In how many ways can 2n students be divided into n pairs?

To find the number of ways to divide 2n students into n pairs, we can follow these steps: ### Step-by-Step Solution: 1. **Understanding the Problem**: We have 2n students and we want to form n pairs. Each pair consists of 2 students. 2. **Arranging the Students**: The total number of ways to arrange 2n students is given by \( (2n)! \). This is because we can arrange all students in any order. 3. **Forming Pairs**: Once we have arranged the 2n students, we can form pairs from this arrangement. The first two students in the arrangement will form the first pair, the next two will form the second pair, and so on. Therefore, we will have n pairs. 4. **Accounting for Order in Pairs**: However, within each pair, the order of the two students does not matter. For example, the pair (A, B) is the same as (B, A). Since there are 2 students in each pair, we need to divide by \( 2! \) for each of the n pairs to account for this. Thus, we divide by \( (2!)^n \). 5. **Accounting for the Order of Pairs**: Additionally, the order of the pairs themselves does not matter. For example, the arrangement of pairs (A, B) and (C, D) is the same as (C, D) and (A, B).
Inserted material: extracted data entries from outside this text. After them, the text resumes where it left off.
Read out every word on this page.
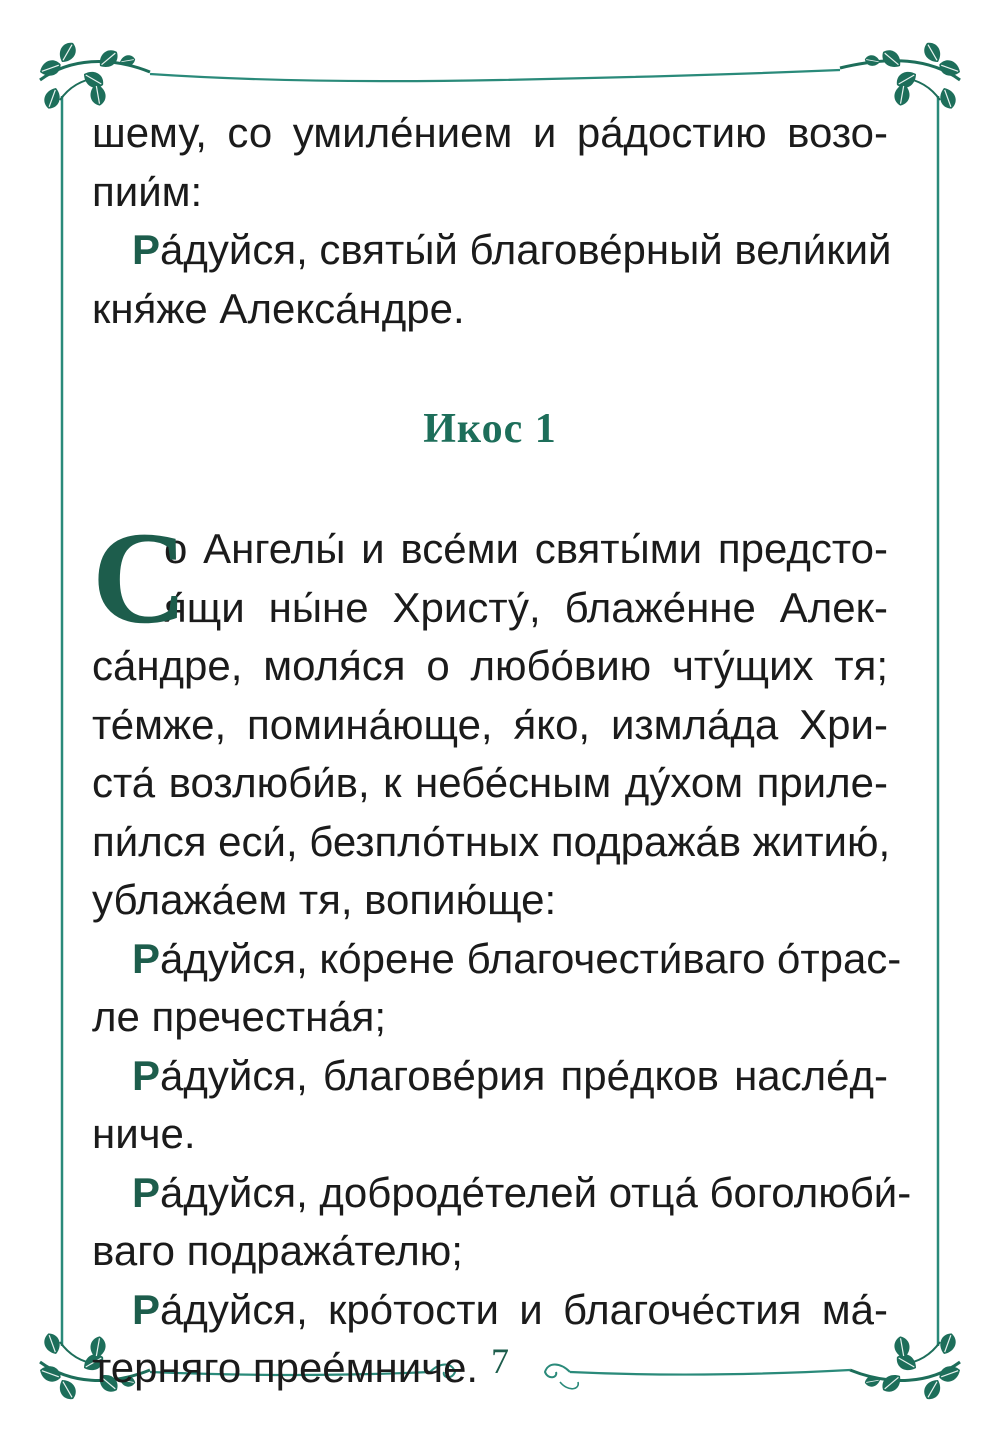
шему, со умиле́нием и ра́достию возо-
пии́м:
Ра́дуйся, святы́й благове́рный вели́кий
кня́же Алекса́ндре.
Икос 1
С
о Ангелы́ и все́ми святы́ми предсто-
я́щи ны́не Христу́, блаже́нне Алек-
са́ндре, моля́ся о любо́вию чту́щих тя;
те́мже, помина́юще, я́ко, измла́да Хри-
ста́ возлюби́в, к небе́сным ду́хом приле-
пи́лся еси́, безпло́тных подража́в житию́,
ублажа́ем тя, вопию́ще:
Ра́дуйся, ко́рене благочести́ваго о́трас-
ле пречестна́я;
Ра́дуйся, благове́рия пре́дков насле́д-
ниче.
Ра́дуйся, доброде́телей отца́ боголюби́-
ваго подража́телю;
Ра́дуйся, кро́тости и благоче́стия ма́-
терняго прее́мниче. 7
Since there are n pairs, we also need to divide by \( n! \). 6. **Final Formula**: Combining all these factors, the total number of ways to divide 2n students into n pairs is given by: \[ \text{Number of ways} = \frac{(2n)!}{(2!)^n \cdot n!} \] ### Conclusion: Thus, the number of ways to divide 2n students into n pairs is: \[ \frac{(2n)!}{(2^n) \cdot n!} \]